Razor 400 Notebook Laptop: Look what $299 won't buy you!
Much has been made of a small Florida-based PC builder which calls itself 3K and has the latest and cheapest entry on the low-priced notebook bandwagon. The Razor 400 is an UMPC-sized device that is priced at $299 which undercuts every other notebook currently on the market as well as UMPCs and upcoming MIDs.
What do you get for under $300? Not much. The Razor 400 features a puny 7 inch 800 x 480 pixel display, 512 MB DDR2 memory, 4 GB Flash storage, Wi-Fi and Ethernet connectivity and runs a Linux operating system which the manufacturer touts as "a Windows-friendly Linux Operating System." Exactly what is that? WINE? Or did 3K manage to do what the rest of the Open Source Universe has been unable to do and get Linux to run Windows? It's listed as a CE Linux OS version 2.4. Since when does that run Microsoft OSes?

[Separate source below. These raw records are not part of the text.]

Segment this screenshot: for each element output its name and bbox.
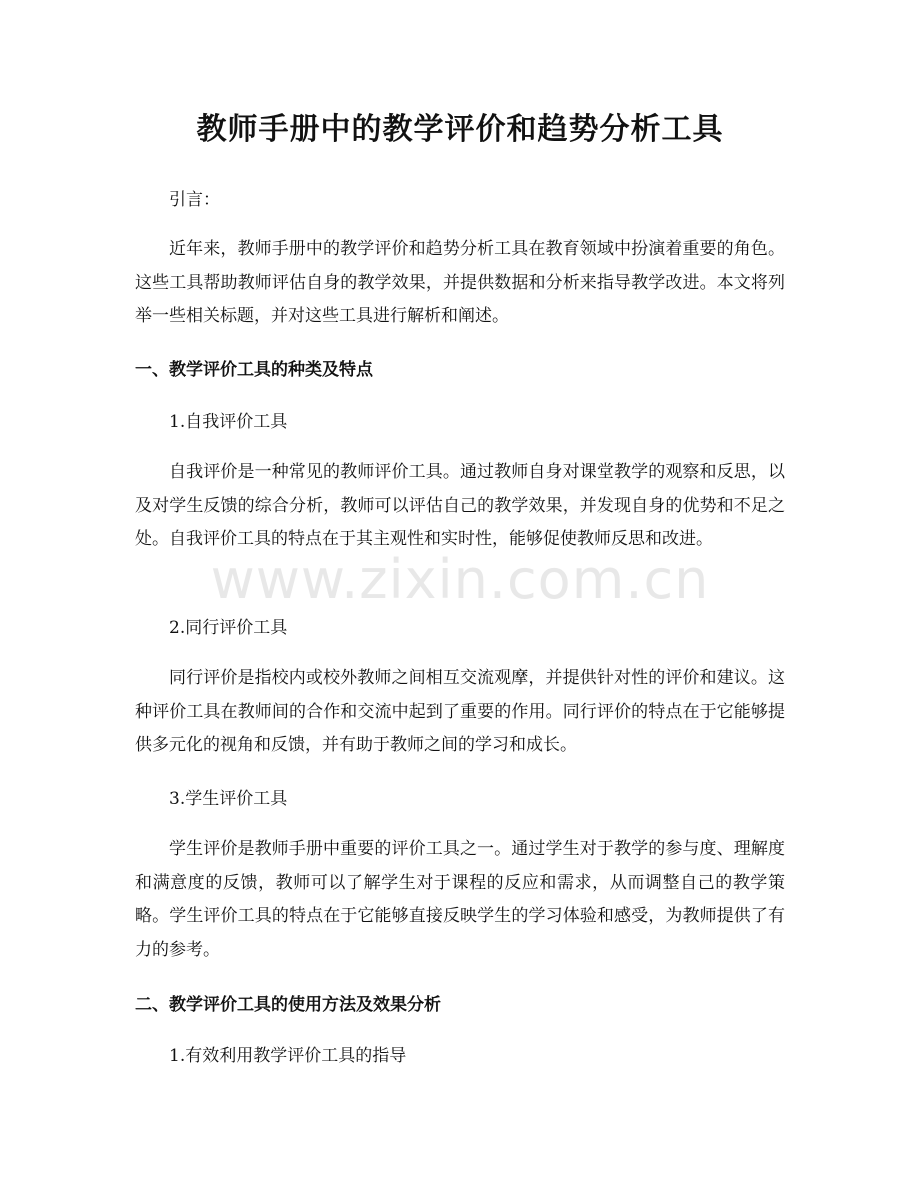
section1-item1-label: 1.自我评价工具 bbox=[169, 412, 288, 432]
section1-item1-text: 自我评价是一种常见的教师评价工具。通过教师自身对课堂教学的观察和反思，以及对学生反馈的综合分析，教师可以评估自己的教学效果，并发现自身的优势和不足之处。自我评价工具的特点在于其主观性和实时性，能够促使教师反思和改进。 bbox=[135, 462, 785, 549]
document-title: 教师手册中的教学评价和趋势分析工具 bbox=[196, 112, 724, 147]
section1-item3-label: 3.学生评价工具 bbox=[169, 789, 288, 809]
section2-heading: 二、教学评价工具的使用方法及效果分析 bbox=[135, 995, 441, 1015]
watermark-text: www.zixin.com.cn bbox=[210, 548, 710, 611]
section1-item2-text: 同行评价是指校内或校外教师之间相互交流观摩，并提供针对性的评价和建议。这种评价工具在教师间的合作和交流中起到了重要的作用。同行评价的特点在于它能够提供多元化的视角和反馈，并有助于教师之间的学习和成长。 bbox=[135, 668, 785, 755]
intro-label: 引言： bbox=[169, 190, 220, 210]
section1-heading: 一、教学评价工具的种类及特点 bbox=[135, 360, 373, 380]
intro-paragraph: 近年来，教师手册中的教学评价和趋势分析工具在教育领域中扮演着重要的角色。这些工具帮助教师评估自身的教学效果，并提供数据和分析来指导教学改进。本文将列举一些相关标题，并对这些工具进行解析和阐述。 bbox=[135, 239, 785, 326]
section1-item3-text: 学生评价是教师手册中重要的评价工具之一。通过学生对于教学的参与度、理解度和满意度的反馈，教师可以了解学生对于课程的反应和需求，从而调整自己的教学策略。学生评价工具的特点在于它能够直接反映学生的学习体验和感受，为教师提供了有力的参考。 bbox=[135, 839, 785, 960]
section2-item1-label: 1.有效利用教学评价工具的指导 bbox=[169, 1046, 407, 1066]
section1-item2-label: 2.同行评价工具 bbox=[169, 618, 288, 638]
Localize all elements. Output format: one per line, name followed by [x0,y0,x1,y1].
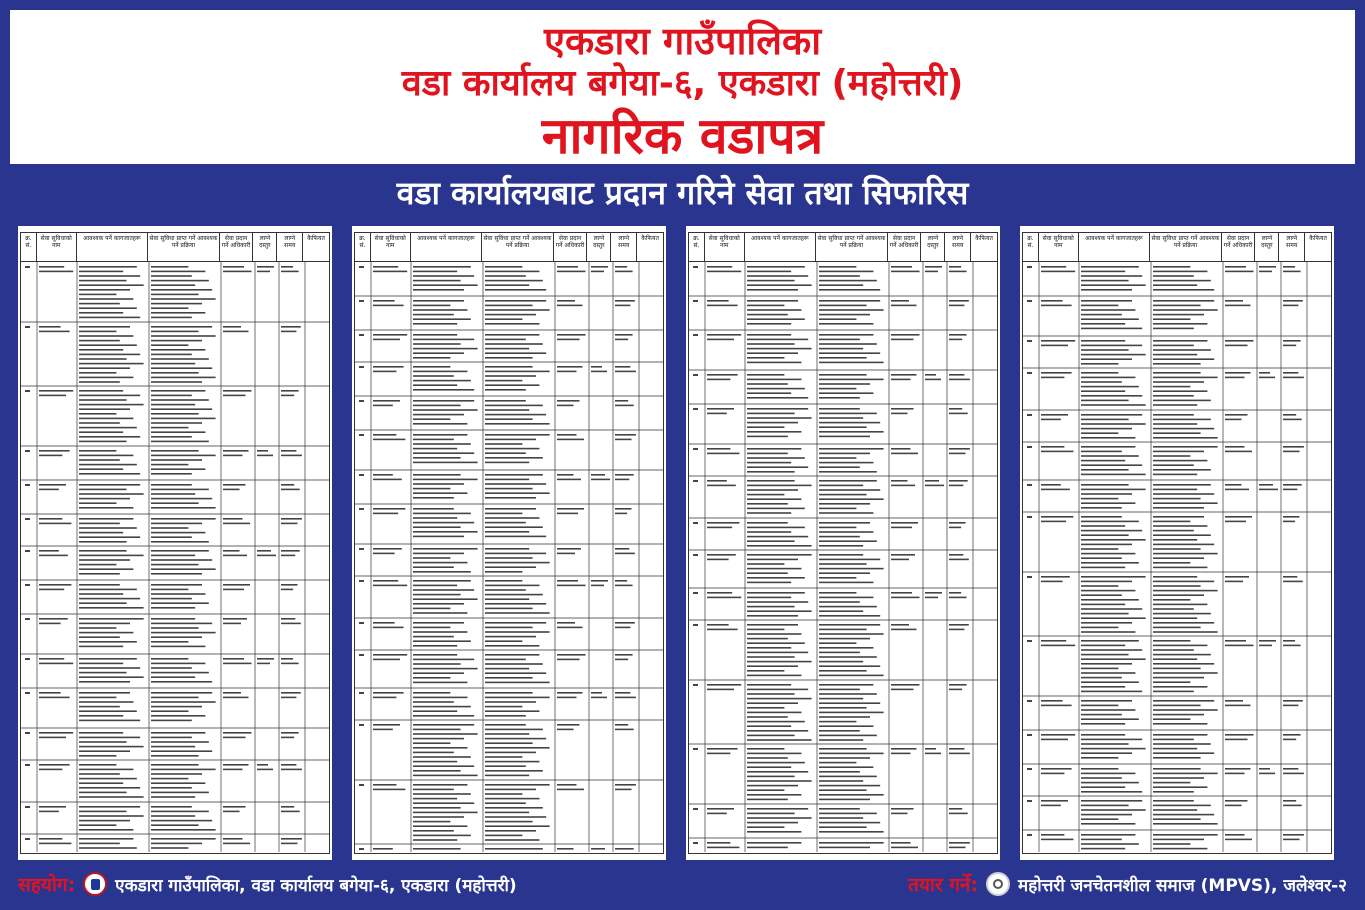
column-header: लाग्ने समय [945,233,971,261]
column-header: सेवा प्रदान गर्ने अधिकारी [220,233,254,261]
table-rows-graphic [355,262,663,852]
column-header: क्र. सं. [1023,233,1039,261]
services-subtitle: वडा कार्यालयबाट प्रदान गरिने सेवा तथा सिफारिस [396,174,969,212]
column-header: कैफियत [641,235,659,242]
column-header: लाग्ने समय [611,233,637,261]
support-text: एकडारा गाउँपालिका, वडा कार्यालय बगेया-६, एकडारा (महोत्तरी) [115,875,517,896]
charter-panel-1 [18,226,332,860]
column-header: क्र. सं. [355,233,371,261]
support-label: सहयोग: [18,874,76,896]
column-header: लाग्ने दस्तुर [253,233,277,261]
prepared-by-credit [908,866,1347,902]
organization-logo-icon [986,872,1010,896]
table-rows-graphic [21,262,329,852]
footer-bar [0,866,1365,902]
municipality-title: एकडारा गाउँपालिका [543,19,822,63]
table-header [20,232,330,262]
table-header [1022,232,1332,262]
charter-panel-3 [686,226,1000,860]
table-rows-graphic [689,262,997,852]
support-credit [18,866,517,902]
column-header: सेवा सुविधाको नाम [705,233,745,261]
column-header: लाग्ने समय [277,233,303,261]
column-header: लाग्ने समय [1279,233,1305,261]
column-header: सेवा सुविधाको नाम [1039,233,1079,261]
column-header: कैफियत [1309,235,1327,242]
column-header: क्र. सं. [689,233,705,261]
table-body [688,262,998,854]
column-header: सेवा सुविधाको नाम [37,233,77,261]
table-body [20,262,330,854]
table-body [1022,262,1332,854]
citizen-charter-title: नागरिक वडापत्र [541,107,824,165]
charter-panel-2 [352,226,666,860]
column-header: लाग्ने दस्तुर [921,233,945,261]
table-header [354,232,664,262]
prepared-by-text: महोत्तरी जनचेतनशील समाज (MPVS), जलेश्वर-२ [1018,875,1347,896]
charter-panel-4 [1020,226,1334,860]
column-header: आवश्यक पर्ने कागजातहरू [411,233,483,261]
column-header: आवश्यक पर्ने कागजातहरू [745,233,817,261]
table-header [688,232,998,262]
column-header: सेवा प्रदान गर्ने अधिकारी [1222,233,1256,261]
column-header: आवश्यक पर्ने कागजातहरू [1079,233,1151,261]
ward-office-title: वडा कार्यालय बगेया-६, एकडारा (महोत्तरी) [401,63,964,104]
column-header: क्र. सं. [21,233,37,261]
prepared-by-label: तयार गर्ने: [908,874,979,896]
table-body [354,262,664,854]
column-header: कैफियत [307,235,325,242]
column-header: लाग्ने दस्तुर [1255,233,1279,261]
column-header: सेवा सुविधा प्राप्त गर्ने आवश्यक पर्ने प्रक्रिया [816,233,888,261]
column-header: आवश्यक पर्ने कागजातहरू [77,233,149,261]
header-banner [10,10,1355,164]
column-header: सेवा सुविधा प्राप्त गर्ने आवश्यक पर्ने प्रक्रिया [148,233,220,261]
column-header: सेवा प्रदान गर्ने अधिकारी [554,233,588,261]
column-header: सेवा प्रदान गर्ने अधिकारी [888,233,922,261]
column-header: सेवा सुविधा प्राप्त गर्ने आवश्यक पर्ने प्रक्रिया [1150,233,1222,261]
column-header: लाग्ने दस्तुर [587,233,611,261]
column-header: कैफियत [975,235,993,242]
column-header: सेवा सुविधा प्राप्त गर्ने आवश्यक पर्ने प्रक्रिया [482,233,554,261]
municipality-emblem-icon [83,872,107,896]
column-header: सेवा सुविधाको नाम [371,233,411,261]
table-rows-graphic [1023,262,1331,852]
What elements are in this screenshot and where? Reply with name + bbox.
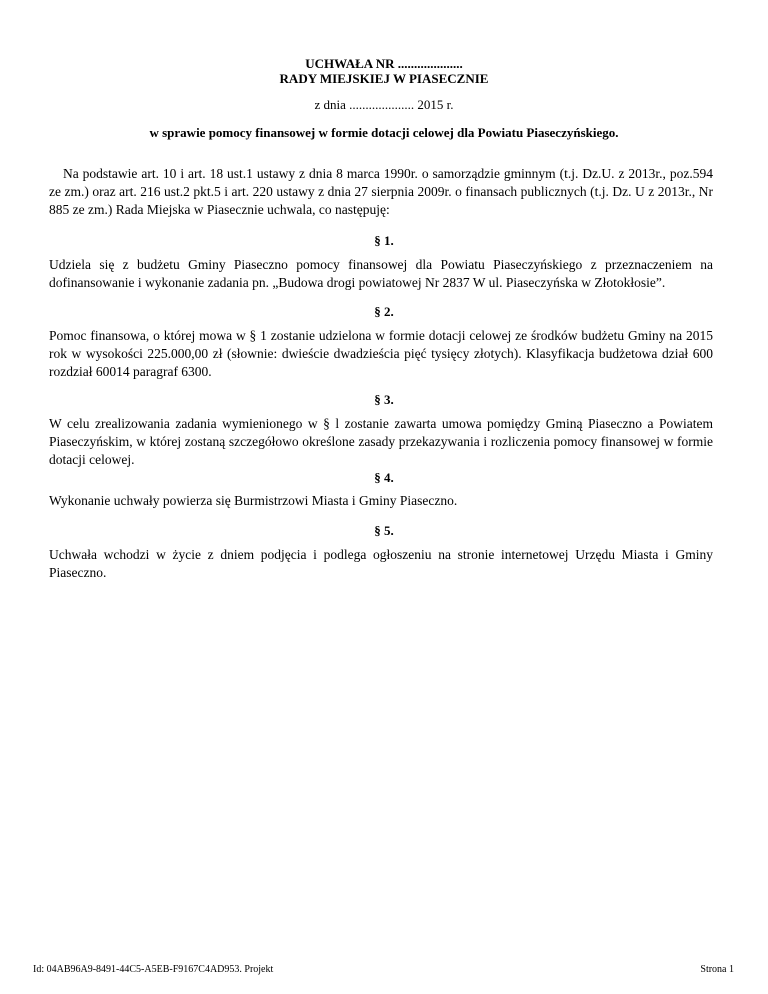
section-2-heading: § 2. xyxy=(374,304,394,319)
page-number: Strona 1 xyxy=(700,964,734,975)
section-1-heading: § 1. xyxy=(374,233,394,248)
section-4-text: Wykonanie uchwały powierza się Burmistrzowi Miasta i Gminy Piaseczno. xyxy=(49,493,458,508)
section-1-text: Udziela się z budżetu Gminy Piaseczno pomocy finansowej dla Powiatu Piaseczyńskiego z przeznaczeniem na dofinansowanie i wykonanie zadania pn. „Budowa drogi powiatowej Nr 2837 W ul. Piaseczyńska w Złotokłosie”. xyxy=(49,257,713,290)
resolution-date: z dnia .................... 2015 r. xyxy=(314,97,454,112)
resolution-subject: w sprawie pomocy finansowej w formie dotacji celowej dla Powiatu Piaseczyńskiego. xyxy=(149,125,619,140)
section-2-text: Pomoc finansowa, o której mowa w § 1 zostanie udzielona w formie dotacji celowej ze środków budżetu Gminy na 2015 rok w wysokości 225.000,00 zł (słownie: dwieście dwadzieścia pięć tysięcy złotych). Klasyfikacja budżetowa dział 600 rozdział 60014 paragraf 6300. xyxy=(49,328,713,379)
document-id: Id: 04AB96A9-8491-44C5-A5EB-F9167C4AD953. Projekt xyxy=(33,964,274,975)
section-5-text: Uchwała wchodzi w życie z dniem podjęcia i podlega ogłoszeniu na stronie internetowej Urzędu Miasta i Gminy Piaseczno. xyxy=(49,547,713,580)
preamble: Na podstawie art. 10 i art. 18 ust.1 ustawy z dnia 8 marca 1990r. o samorządzie gminnym (t.j. Dz.U. z 2013r., poz.594 ze zm.) oraz art. 216 ust.2 pkt.5 i art. 220 ustawy z dnia 27 sierpnia 2009r. o finansach publicznych (t.j. Dz. U z 2013r., Nr 885 ze zm.) Rada Miejska w Piasecznie uchwala, co następuję: xyxy=(49,166,713,217)
section-5-heading: § 5. xyxy=(374,523,394,538)
section-3-text: W celu zrealizowania zadania wymienionego w § l zostanie zawarta umowa pomiędzy Gminą Piaseczno a Powiatem Piaseczyńskim, w której zostaną szczegółowo określone zasady przekazywania i rozliczenia pomocy finansowej w formie dotacji celowej. xyxy=(49,416,713,467)
section-4-heading: § 4. xyxy=(374,470,394,485)
resolution-number: UCHWAŁA NR .................... xyxy=(305,56,463,71)
council-name: RADY MIEJSKIEJ W PIASECZNIE xyxy=(279,71,489,86)
section-3-heading: § 3. xyxy=(374,392,394,407)
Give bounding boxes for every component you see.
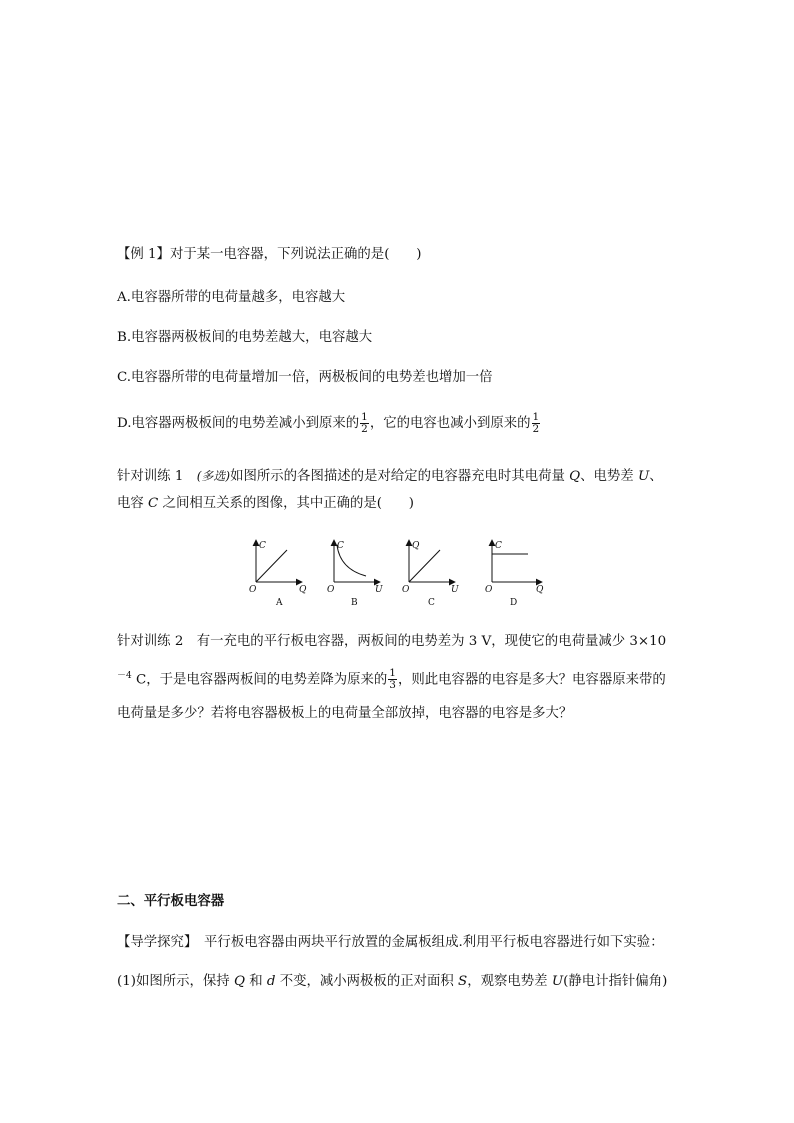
graph-d-x-label: Q bbox=[536, 585, 544, 595]
option-d-text-1: D.电容器两极板间的电势差减小到原来的 bbox=[117, 416, 360, 431]
graph-a-y-label: C bbox=[259, 541, 266, 551]
graph-a-curve bbox=[256, 550, 287, 582]
graph-d-label: D bbox=[510, 598, 518, 608]
training1-text-c: 、 bbox=[649, 469, 663, 484]
option-d-text-2: ，它的电容也减小到原来的 bbox=[369, 416, 531, 431]
fraction-one-half-2 bbox=[532, 412, 541, 435]
option-a-text: A.电容器所带的电荷量越多，电容越大 bbox=[117, 290, 346, 305]
var-u: U bbox=[637, 469, 650, 484]
training2-text-2a: C，于是电容器两板间的电势差降为原来的 bbox=[131, 672, 388, 688]
training1-label: 针对训练 1 bbox=[117, 469, 197, 484]
fraction-numerator: 1 bbox=[389, 667, 396, 680]
training1-line1 bbox=[117, 467, 663, 486]
training1-text-e: 之间相互关系的图像，其中正确的是( ) bbox=[158, 496, 415, 511]
training2-text-1: 针对训练 2 有一充电的平行板电容器，两板间的电势差为 3 V，现使它的电荷量减少 3×10 bbox=[117, 634, 667, 649]
graph-b-origin: O bbox=[327, 585, 335, 595]
graph-a-label: A bbox=[276, 598, 283, 608]
training1-text-d: 电容 bbox=[117, 496, 149, 511]
graph-a bbox=[249, 540, 307, 608]
cq-graphs-figure bbox=[0, 532, 794, 612]
fraction-numerator: 1 bbox=[361, 411, 368, 423]
var-q: Q bbox=[233, 974, 245, 989]
training2-line2 bbox=[117, 667, 666, 691]
graph-c-label: C bbox=[428, 598, 435, 608]
section2-heading bbox=[117, 892, 224, 910]
graph-c-curve bbox=[409, 550, 440, 582]
guide-bracket: 【导学探究】 bbox=[117, 935, 191, 950]
training2-line3 bbox=[117, 705, 572, 723]
item1-text-e: ，观察电势差 bbox=[467, 974, 552, 989]
training1-tag: (多选) bbox=[196, 469, 231, 483]
item1-text-b: 和 bbox=[244, 974, 267, 989]
graph-c-origin: O bbox=[402, 585, 410, 595]
item1-text-f: (静电计指针偏角) bbox=[563, 974, 668, 989]
graph-c-x-label: U bbox=[451, 585, 459, 595]
var-d: d bbox=[266, 974, 276, 989]
example1-bracket: 【例 1】 bbox=[117, 247, 170, 262]
example1-option-c bbox=[117, 369, 493, 387]
guide-explore bbox=[117, 934, 664, 952]
graph-b-label: B bbox=[351, 598, 358, 608]
graph-b bbox=[327, 540, 383, 608]
training1-text-a: 如图所示的各图描述的是对给定的电容器充电时其电荷量 bbox=[230, 469, 570, 484]
graph-d-origin: O bbox=[485, 585, 493, 595]
guide-text: 平行板电容器由两块平行放置的金属板组成.利用平行板电容器进行如下实验： bbox=[190, 935, 664, 950]
item1-text-a: (1)如图所示，保持 bbox=[117, 974, 234, 989]
training1-line2 bbox=[117, 495, 414, 513]
example1-option-b bbox=[117, 329, 372, 347]
experiment-item-1 bbox=[117, 973, 667, 991]
graph-b-y-label: C bbox=[337, 541, 344, 551]
item1-text-c: 不变，减小两极板的正对面积 bbox=[275, 974, 459, 989]
option-b-text: B.电容器两极板间的电势差越大，电容越大 bbox=[117, 330, 373, 345]
section-title: 二、平行板电容器 bbox=[117, 893, 225, 909]
graph-d-y-label: C bbox=[495, 541, 502, 551]
graph-a-origin: O bbox=[249, 585, 257, 595]
option-c-text: C.电容器所带的电荷量增加一倍，两极板间的电势差也增加一倍 bbox=[117, 370, 493, 385]
graph-b-x-label: U bbox=[375, 585, 383, 595]
training2-line1 bbox=[117, 633, 666, 651]
var-q: Q bbox=[569, 469, 581, 484]
example1-stem bbox=[117, 246, 421, 264]
example1-question: 对于某一电容器，下列说法正确的是( ) bbox=[169, 247, 422, 262]
training2-text-3: 电荷量是多少？若将电容器极板上的电荷量全部放掉，电容器的电容是多大？ bbox=[117, 706, 573, 721]
graph-c-y-label: Q bbox=[412, 541, 420, 551]
fraction-denominator: 3 bbox=[389, 679, 396, 692]
graph-a-x-label: Q bbox=[299, 585, 307, 595]
var-c: C bbox=[148, 496, 159, 511]
example1-option-a bbox=[117, 289, 345, 307]
fraction-one-half bbox=[360, 412, 369, 435]
fraction-denominator: 2 bbox=[361, 423, 368, 435]
fraction-numerator: 1 bbox=[532, 411, 540, 423]
example1-option-d bbox=[117, 412, 541, 435]
graph-d bbox=[485, 540, 544, 608]
training2-text-2b: ，则此电容器的电容是多大？电容器原来带的 bbox=[397, 672, 666, 688]
var-u: U bbox=[551, 974, 564, 989]
training1-text-b: 、电势差 bbox=[580, 469, 638, 484]
var-s: S bbox=[458, 974, 468, 989]
graph-c bbox=[402, 540, 459, 608]
exponent: －4 bbox=[117, 671, 132, 681]
fraction-denominator: 2 bbox=[532, 423, 540, 435]
fraction-one-third bbox=[388, 668, 397, 691]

The processor is the most interesting story about the Razor and may likely be the main reason why the new mini notebook is going 90 miles an hour down a dead end street. The chip is a 400 MHz version of the Jz4740 CPU by Ingenic which is a Chinese chip manufacturer that has not had its processors built into notebooks before. The Ingenic chip is a processor that is designed to run GPS, PMP and smartphone devices. What is it doing in the Razor? Not much, apparently. It's a 180nm processor which makes the fab cutting edge for 1998 as it is built on the same process as AMD's long gone Thunderbird cores.
Ok, but it's designed to be cheap. I get that. But then again, all you need to do is tag on an extra C-note to get to the dizzying budgetary heights of $399 and look what you get:
Dell Vostro 1000
Mobile AMD Sempron Processor 3600+
15.4 inch Wide Screen XGA LCD Anti-Glare Display
512MB Shared Single Channel DDR2 SDRAM at 533MHZ
80GB 5400RPM Hard Drive
24X CD Burner/DVD Combo Drive with Cyberlink Power DVD
ATI Radeon® Xpress 1150 256MB HyperMemory
Dell Wireless 1395 802.11g Wi-Fi Internal Card
Genuine Windows Vista® Home Basic, Service Pack 1
Microsoft® Works 9.
When you consider that just the Windows Vista costs over a hundred bucks retail, anyone who hasn't been living in a cave since the Apple II debuted can easily determine that the Dell offering is a real notebook with reasonably modern capabilities that will run rings right around the Razor 400 for the same money. Sure, the Vostro 1000's 512MB RAM is going to run Windows Vista at Turtle Impulse Speed, but RAM is real cheap these days and another $25 or so will see the memory boosted to a Vista-pleasing level.
The Razor 400 does not compare at all with the Vostro 1000 or many of the other notebooks that are available close to the $400 price range. It's just another example of baseless hype to trick unwitting computer users into thinking that they're actually getting something for a cheap price when instead they are getting next to nothing. This calls again for a phrase which is becoming more and more common in the hype-filled PC world: Lunchbag Letdown.